To begin I used the homicide and assault categories to gather information on cut/pierce, drowning, fall, fire/burn, firearm, poisoning, struck by/against, suffocation, and motor vehicle. Then I calculated the comparative rate between the two as a percentage (female rate/male rate * 100). If the percentage is greater than 100% than it disproportionately affects females.

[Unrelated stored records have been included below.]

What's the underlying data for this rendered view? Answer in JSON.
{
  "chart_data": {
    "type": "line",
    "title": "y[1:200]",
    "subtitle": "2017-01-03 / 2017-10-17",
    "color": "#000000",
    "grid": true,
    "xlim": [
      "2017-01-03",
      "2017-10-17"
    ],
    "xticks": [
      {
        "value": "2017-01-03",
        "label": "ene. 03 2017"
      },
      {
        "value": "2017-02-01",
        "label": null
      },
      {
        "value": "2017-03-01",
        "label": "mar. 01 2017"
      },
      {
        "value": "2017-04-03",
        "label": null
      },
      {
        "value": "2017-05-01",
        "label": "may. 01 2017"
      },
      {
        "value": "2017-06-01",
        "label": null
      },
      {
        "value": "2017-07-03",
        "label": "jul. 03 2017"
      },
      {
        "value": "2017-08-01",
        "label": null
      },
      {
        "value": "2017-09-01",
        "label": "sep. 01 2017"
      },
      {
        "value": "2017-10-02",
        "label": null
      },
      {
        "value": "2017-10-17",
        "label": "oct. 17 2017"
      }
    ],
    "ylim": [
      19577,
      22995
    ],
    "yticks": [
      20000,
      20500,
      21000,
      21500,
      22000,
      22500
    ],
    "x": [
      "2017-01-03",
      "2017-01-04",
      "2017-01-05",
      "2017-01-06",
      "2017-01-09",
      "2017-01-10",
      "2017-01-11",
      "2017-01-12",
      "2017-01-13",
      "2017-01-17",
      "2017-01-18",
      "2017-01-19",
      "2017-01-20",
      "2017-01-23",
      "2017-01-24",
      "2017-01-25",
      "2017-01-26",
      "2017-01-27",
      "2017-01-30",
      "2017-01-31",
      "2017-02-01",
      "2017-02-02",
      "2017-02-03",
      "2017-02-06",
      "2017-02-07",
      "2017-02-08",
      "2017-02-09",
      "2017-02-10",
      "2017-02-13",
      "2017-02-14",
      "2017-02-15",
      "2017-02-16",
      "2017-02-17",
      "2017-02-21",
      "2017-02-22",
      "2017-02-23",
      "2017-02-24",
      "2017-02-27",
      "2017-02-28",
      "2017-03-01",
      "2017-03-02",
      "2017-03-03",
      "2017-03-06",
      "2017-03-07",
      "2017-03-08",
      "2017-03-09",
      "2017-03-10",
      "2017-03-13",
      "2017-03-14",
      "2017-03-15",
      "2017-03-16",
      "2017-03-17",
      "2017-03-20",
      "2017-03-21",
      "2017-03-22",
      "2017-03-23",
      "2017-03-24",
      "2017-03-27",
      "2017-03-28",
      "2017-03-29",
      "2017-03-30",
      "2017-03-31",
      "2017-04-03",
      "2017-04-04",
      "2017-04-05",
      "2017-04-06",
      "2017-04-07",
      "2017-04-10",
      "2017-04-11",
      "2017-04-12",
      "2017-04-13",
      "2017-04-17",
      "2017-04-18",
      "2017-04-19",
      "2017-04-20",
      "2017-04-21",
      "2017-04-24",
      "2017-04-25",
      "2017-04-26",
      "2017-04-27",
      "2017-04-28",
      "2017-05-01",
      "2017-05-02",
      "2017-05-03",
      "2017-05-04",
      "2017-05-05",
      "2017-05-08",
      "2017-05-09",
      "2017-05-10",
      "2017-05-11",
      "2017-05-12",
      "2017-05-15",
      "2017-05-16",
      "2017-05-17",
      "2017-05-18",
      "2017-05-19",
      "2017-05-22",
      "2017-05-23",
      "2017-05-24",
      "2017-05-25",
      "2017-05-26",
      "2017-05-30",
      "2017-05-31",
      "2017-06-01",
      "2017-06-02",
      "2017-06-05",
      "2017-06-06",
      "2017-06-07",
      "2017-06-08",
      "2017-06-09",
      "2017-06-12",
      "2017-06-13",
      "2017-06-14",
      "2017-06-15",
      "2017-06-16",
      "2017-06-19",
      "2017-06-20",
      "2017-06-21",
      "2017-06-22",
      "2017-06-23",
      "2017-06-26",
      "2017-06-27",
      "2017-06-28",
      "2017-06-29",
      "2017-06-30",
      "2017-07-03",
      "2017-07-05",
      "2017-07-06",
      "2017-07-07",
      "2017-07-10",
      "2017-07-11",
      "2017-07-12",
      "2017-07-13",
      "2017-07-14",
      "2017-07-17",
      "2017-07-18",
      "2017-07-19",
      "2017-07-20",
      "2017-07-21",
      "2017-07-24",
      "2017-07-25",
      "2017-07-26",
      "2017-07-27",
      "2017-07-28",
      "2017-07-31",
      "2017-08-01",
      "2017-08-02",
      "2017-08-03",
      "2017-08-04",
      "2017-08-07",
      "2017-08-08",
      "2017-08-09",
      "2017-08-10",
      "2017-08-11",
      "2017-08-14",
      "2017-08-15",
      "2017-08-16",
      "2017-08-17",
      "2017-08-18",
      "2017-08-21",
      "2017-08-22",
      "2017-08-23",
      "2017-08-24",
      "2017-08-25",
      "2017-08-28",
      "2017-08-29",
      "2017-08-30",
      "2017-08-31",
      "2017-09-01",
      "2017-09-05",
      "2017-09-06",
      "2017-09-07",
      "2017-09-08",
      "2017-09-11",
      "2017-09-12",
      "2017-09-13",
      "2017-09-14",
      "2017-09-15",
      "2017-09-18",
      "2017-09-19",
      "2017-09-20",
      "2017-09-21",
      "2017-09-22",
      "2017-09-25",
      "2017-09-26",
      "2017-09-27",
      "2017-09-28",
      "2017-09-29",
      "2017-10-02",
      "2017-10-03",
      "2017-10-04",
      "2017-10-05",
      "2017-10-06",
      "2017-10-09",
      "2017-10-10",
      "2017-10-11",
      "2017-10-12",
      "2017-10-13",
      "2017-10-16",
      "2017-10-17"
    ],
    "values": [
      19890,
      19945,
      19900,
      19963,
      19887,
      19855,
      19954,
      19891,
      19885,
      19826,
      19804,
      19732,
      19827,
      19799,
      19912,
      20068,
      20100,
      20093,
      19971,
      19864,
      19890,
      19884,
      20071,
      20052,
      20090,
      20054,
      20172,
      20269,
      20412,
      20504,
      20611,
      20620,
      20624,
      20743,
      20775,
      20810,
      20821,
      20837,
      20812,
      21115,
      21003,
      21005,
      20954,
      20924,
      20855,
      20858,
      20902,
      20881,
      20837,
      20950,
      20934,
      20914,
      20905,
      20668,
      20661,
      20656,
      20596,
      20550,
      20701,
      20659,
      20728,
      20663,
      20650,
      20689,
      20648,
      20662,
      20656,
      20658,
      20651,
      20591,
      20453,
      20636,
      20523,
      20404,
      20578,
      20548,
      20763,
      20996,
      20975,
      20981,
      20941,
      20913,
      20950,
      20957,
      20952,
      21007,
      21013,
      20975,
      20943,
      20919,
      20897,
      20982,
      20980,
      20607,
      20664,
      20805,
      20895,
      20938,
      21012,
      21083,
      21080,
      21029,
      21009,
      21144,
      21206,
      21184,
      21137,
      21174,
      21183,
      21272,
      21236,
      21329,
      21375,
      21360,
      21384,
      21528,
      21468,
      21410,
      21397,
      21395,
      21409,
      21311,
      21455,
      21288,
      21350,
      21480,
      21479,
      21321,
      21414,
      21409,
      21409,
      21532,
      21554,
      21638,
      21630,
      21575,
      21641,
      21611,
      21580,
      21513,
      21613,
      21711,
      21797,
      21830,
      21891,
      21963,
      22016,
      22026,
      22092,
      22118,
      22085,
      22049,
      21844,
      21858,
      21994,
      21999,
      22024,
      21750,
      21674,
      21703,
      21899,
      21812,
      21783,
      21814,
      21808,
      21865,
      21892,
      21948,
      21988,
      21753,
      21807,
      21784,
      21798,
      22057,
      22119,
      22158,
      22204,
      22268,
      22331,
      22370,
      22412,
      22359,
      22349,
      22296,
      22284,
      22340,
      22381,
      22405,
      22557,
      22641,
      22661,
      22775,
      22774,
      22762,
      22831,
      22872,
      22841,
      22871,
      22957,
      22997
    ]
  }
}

To begin here is the graph of homicides:The first thing that caught my eye was that only suffocation and drowning had any values above 100%. From a logical standpoint this makes sense. Murder by suffocation and drowning are brute force methods. There are no force multipliers. A rope may be used around someone's neck but this does not necessarily multiply the force. Given the fact that the average male has more upper body strength than the average female and that predators (criminals) tend to target the weak, it makes sense that brute force methods would disproportionately affect women. However, as can be seen from the total, homicide statistics are driven by firearm homicides which disproportionately affect men (five times the rate as women). Looking at the BJS rate comparison from 2005 the comparative rate is 26%. This is very similar to what I found from WISQARS.